Does the girlfriend of bassist of a long-forgotten local band that once opened for KISS have a story to tell? You betcha.

And while many of the remembrances lapse into repetitiveness to where the reading eyes gloss over -- how driven KISS was, how nobody had seen anything like them before, how they blew everyone else off the stage, how they always knew they were going to make it, etc. -- the little story details about the band's years of struggle are priceless.

Like how Criss' mother would sew stage pants for the band, or Simmons accidentally burned a fan's face during an early fire-breathing experiment, or how Simmons' mother, upon hearing the band would tour Canada, beseeched management, "are you sure he has a sweater?"

Even when KISS was playing shitty dives and bizarre bills (like a library fundraiser) and struggling to find enough money for hot dog dinners, they performed as if they were headlining Madison Square Garden. After three records with minimal sales, it took the ballsy-move two LP Alive! and single "Rock and Roll All Nite" to push the band to the next level.

One of the book's more interesting aspects is charting the development of the band's look and stage show as they start to make an impression on audiences with their high energy, no frills rock and roll.

Also of note are the voices of co-manager Bill Aucoin and Casablanca Records president Neil Bogart, for whom no expense was too great and no promotional opportunity too small to push the career of a band whose concert attendances grew as their record sales tanked. It also shows that, as driven and ambitious as Stanley and Simmons were, they had a whole support system behind them that any band would kill for.

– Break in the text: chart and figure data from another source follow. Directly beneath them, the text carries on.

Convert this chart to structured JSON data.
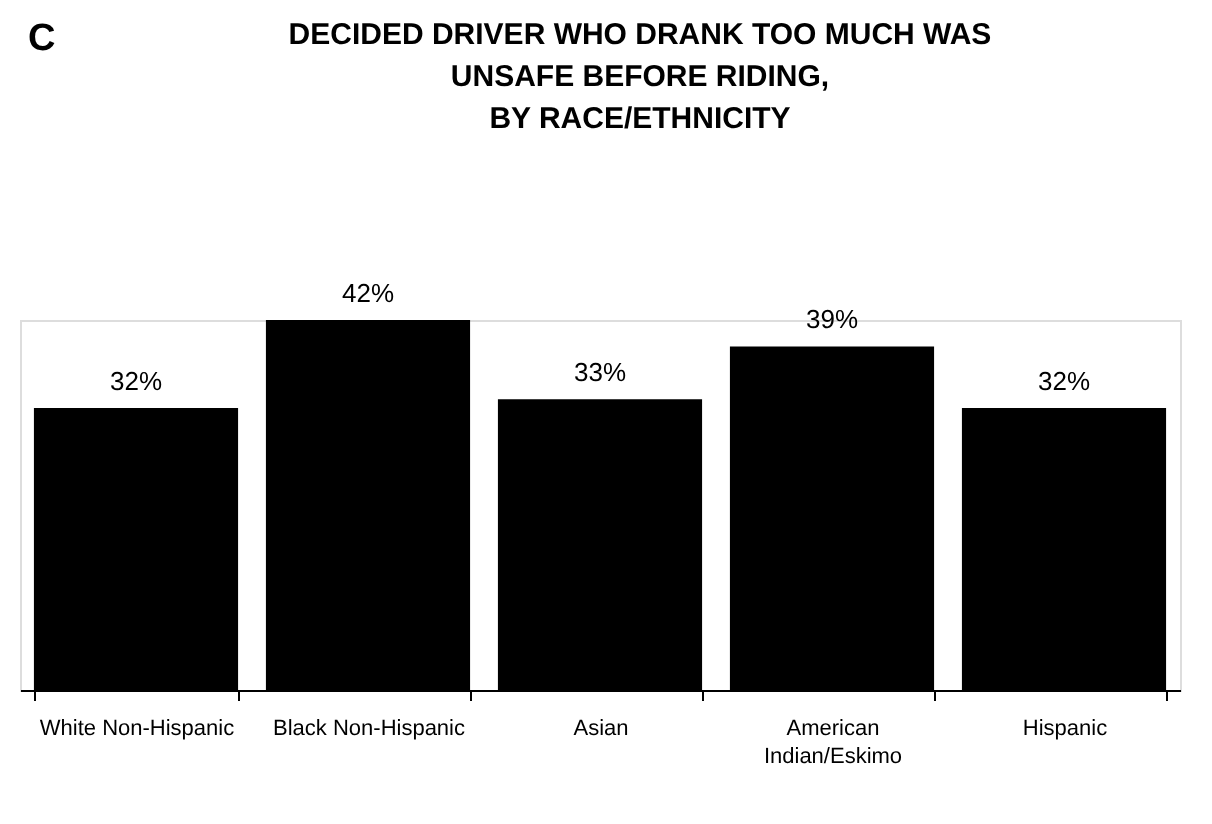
{
  "chart_data": {
    "type": "bar",
    "title": "DECIDED DRIVER WHO DRANK TOO MUCH WAS UNSAFE BEFORE RIDING, BY RACE/ETHNICITY",
    "annotations": [
      "C"
    ],
    "categories": [
      "White Non-Hispanic",
      "Black Non-Hispanic",
      "Asian",
      "American Indian/Eskimo",
      "Hispanic"
    ],
    "values": [
      32,
      42,
      33,
      39,
      32
    ],
    "value_labels": [
      "32%",
      "42%",
      "33%",
      "39%",
      "32%"
    ],
    "color": "#000000"
  }
}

How much of the band's success over the decades can be attributed to the makeup, costumes, and pyro vs. the actual music is something that fans and detractors can debate forever (and have). But as Nothin' to Lose makes clear, one thing that nice Jewish boys Chaim Weitz and Stanley Eisen had in abundance (besides ego) was moxie.

"A storm of attitude, oversize ambition and plain old dumb luck," is how Sharp characterizes the rise of KISS. And that includes merchandising. The book points out that KISS has officially licensed more than 31,000 products raking in more than $500 million in fees alone.

Gene Simmons has even gone on record as saying once he and Stanley (the two original members left in the current lineup) retire, he envisions several versions of "KISS" continuing to tour and record.

After all, it seems that anyone can put on the black, white, and silver greasepaint and transform themselves into the Demon, the Spaceman, the Cat, and the Starman. And while today KISS as a phenomena has transcended their musical output, Nothin' to Lose is a fascinating -- if somewhat lengthy -- glimpse into the band's origin and development.